Образ Китти обжег меня, словно к самому моему лицу поднесли докрасна раскаленную металлическую пластину с ее изображением.
— Так, как ее, — нет.
— Я не хочу проявлять любопытство, просто мне интересно, есть у вас кто-то…
— Нет. Я холост.
— Почему вы не вернетесь в академический мир, не вернетесь к преподаванию?
— Какой вы добрый, — сказал я, — как чудесно разговаривать с вами, как от этого меняется мир… Я-то считал, что вы захотите убить меня.
— Да, я понимаю. Ненависть может возобладать, как и чувство вины. Надо попытаться избавиться от этого бремени. Вы не возражаете еще поговорить об Энн?
— Нет, нет.
— Вы тогда сделали это не намеренно?
— Вы имеете в виду аварию с машиной?
— Да. Я не задал вам этого вопроса в больнице — не мог. Но я так часто думал об этом…
— Нет. Намеренно — нет. Я не совершил аварии намеренно, но намеренно вел машину на опасной скорости. — До этой минуты я и для себя так четко это не формулировал.
— А почему вы вели машину на опасной скорости? Мы смотрели друг другу прямо в глаза.
— Потому что я знал, что потерял ее. Она собиралась бросить меня и остаться с вами.
— Она так сказала?
— Да. — Я надеялся, что Ганнер не станет меня спрашивать, говорила ли Энн о том, что она беременна. Он не спросил.
— Понимаете… все эти годы… я думал, что, видимо… в ту ночь… она решила сбежать от меня.
— Нет, нет, нет. Она думала, что я отвезу ее домой, она требовала, чтобы я остановился, она без конца твердила это, она хотела вернуться к вам…
Ганнер отвернулся и глубоко, тяжко вздохнул; какое-то время мы оба молчали.
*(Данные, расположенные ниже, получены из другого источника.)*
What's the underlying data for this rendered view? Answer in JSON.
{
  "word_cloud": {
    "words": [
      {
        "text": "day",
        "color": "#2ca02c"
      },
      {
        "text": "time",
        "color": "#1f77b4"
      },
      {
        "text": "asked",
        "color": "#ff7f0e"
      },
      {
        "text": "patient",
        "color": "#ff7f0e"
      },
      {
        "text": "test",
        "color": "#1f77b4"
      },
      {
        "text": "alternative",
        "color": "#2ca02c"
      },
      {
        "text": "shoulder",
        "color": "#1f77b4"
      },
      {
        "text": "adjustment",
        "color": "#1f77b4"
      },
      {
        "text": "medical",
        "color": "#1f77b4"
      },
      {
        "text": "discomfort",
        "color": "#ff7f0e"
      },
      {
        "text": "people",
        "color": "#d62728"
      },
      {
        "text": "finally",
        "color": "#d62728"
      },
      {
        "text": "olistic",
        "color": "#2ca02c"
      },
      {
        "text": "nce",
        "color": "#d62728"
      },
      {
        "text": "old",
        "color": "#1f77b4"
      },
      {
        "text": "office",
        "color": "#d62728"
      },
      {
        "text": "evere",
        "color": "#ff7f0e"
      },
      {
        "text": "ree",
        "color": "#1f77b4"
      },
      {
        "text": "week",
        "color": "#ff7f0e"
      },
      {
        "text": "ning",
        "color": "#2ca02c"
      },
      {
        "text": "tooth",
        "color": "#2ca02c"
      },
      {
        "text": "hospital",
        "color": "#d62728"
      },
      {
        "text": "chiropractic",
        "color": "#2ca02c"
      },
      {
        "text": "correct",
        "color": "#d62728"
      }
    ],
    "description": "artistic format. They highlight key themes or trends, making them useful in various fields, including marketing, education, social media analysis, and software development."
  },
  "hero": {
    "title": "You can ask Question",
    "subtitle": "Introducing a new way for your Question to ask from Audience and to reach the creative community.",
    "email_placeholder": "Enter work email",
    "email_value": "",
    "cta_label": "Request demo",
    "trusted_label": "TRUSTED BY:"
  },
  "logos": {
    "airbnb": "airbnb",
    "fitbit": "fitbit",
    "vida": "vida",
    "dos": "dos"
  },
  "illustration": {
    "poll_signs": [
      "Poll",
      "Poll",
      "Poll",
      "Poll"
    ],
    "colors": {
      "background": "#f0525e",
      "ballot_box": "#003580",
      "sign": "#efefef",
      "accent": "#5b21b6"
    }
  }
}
Когда он заговорил снова, голос его звучал устало, задумчиво, чуть вибрируя.
— Понимаете… очень жаль, что вы не написали мне… тогда… я теперь понимаю, что, наверно, сам сделал это невозможным… и не спросил вас тогда… не из-за моих чувств к вам… тут уж ничего не изменишь… но из-за Энн… я винил ее в душе, почти ненавидел… нет, это слишком… но была у меня к ней нежность, которая должна была бы перекрыть тот факт… хотя иногда… только иногда… из этого ничего не получалось. Сейчас я смотрю на все иначе. В жизни так много случайного… Я полагаю, что в конечном счете все можно простить. Хотел бы я, чтобы этот наш разговор произошел много лет назад.
— Много лет назад он мог бы ничего и не сделать. Если сделал что-то сейчас.
— А вам он помог?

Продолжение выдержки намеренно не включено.